Mark Wedeven Struck Down by Avalanche on Mount Rainier

This story is part of Treehugger's news archive. Learn more about our news archiving process or read our latest news.
Mount Rainier in the background surrounded by evergreen trees.

HansUntch / Getty Images

On June 5, 2010, Mark Wedeven arrived at his usual climbing spot on Washington’s Mount Rainier. He had climbed the mountain since a boy scout expedition at age 13 and had a deep passion for the highest mountain in the state. Rangers had declared the mountain unsafe that day, but 29-year-old Wedeven was not among the ones warned. As The Bellingham Herald reports, he got to 12,000 feet when he was swept away by an avalanche. Wedeven's body has yet to be recovered.

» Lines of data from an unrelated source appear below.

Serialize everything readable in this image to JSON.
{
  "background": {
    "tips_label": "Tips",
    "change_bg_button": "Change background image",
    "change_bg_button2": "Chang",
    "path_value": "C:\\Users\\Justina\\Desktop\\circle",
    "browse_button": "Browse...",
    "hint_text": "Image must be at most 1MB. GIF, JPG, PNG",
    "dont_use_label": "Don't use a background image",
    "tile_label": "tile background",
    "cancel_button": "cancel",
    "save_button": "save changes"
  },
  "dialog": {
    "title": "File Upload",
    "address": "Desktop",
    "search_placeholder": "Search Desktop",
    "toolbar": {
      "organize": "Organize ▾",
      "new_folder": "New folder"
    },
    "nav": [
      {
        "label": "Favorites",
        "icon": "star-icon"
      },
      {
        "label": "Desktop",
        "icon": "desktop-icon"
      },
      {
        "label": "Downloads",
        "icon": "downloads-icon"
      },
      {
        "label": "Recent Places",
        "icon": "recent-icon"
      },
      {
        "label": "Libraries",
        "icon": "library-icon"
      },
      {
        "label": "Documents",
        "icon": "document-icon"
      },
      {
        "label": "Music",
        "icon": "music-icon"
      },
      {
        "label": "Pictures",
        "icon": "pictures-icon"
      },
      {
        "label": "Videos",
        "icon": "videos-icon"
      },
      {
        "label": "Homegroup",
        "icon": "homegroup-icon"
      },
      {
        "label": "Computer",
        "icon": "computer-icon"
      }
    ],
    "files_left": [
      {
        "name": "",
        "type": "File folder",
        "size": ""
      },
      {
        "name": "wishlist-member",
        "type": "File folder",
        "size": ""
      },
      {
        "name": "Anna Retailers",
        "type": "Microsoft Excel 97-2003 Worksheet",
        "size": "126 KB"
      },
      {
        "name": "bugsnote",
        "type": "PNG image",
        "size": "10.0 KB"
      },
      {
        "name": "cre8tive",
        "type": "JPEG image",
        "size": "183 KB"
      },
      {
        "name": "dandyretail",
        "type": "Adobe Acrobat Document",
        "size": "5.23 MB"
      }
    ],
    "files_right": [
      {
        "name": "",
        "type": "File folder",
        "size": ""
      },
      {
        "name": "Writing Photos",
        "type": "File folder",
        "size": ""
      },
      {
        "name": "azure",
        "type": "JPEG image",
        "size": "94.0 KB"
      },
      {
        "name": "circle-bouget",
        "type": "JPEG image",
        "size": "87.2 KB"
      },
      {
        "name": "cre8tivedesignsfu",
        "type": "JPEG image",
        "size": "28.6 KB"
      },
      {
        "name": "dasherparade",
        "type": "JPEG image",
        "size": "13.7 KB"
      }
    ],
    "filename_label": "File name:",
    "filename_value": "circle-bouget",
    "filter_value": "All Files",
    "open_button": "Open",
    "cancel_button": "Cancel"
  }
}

Carol Wedeven is Mark’s mother. As she told reporters at the time, “I didn’t have too much hope, and neither does David (his father)." As reported, Wedeven “typically would bicycle to Rainier or one of his other favorite spots, do his climbs, then bike home in tired satisfaction to Olympia, where he lived with his son Obi, 5.” Ten other climbers were also caught in the avalanche that descended the mountain on June 5, though Wedeven was the only fatality. Wedeven’s family plans to hold a funeral service outdoors, at home.

Wedeven’s death was not the first time he had faced mortality. In 2002, he was taken hostage by armed guerillas when backpacking in Colombia. Born in Colombia, he had hoped to get in touch with his roots. After being held for days, he was taken to a graveyard at the edge of a village where he believed he was going to be executed. Instead, he was questioned and freed.

Wedeven’s tragic end on Mount Rainier is one of five fatalities on the mountain this year. On July 4, 57-year-old Eric Lewis of Duvall died when he unclipped from a line during a summit. Recently, 52-year-old Lee Adams of Seattle was killed when he was dragged into a crevasse while descending the mountain.

Mount Rainier, an active volcano, is a popular destination for climbers. It is the highest peak in the Cascade Mountain range with an elevation of 14,411 feet.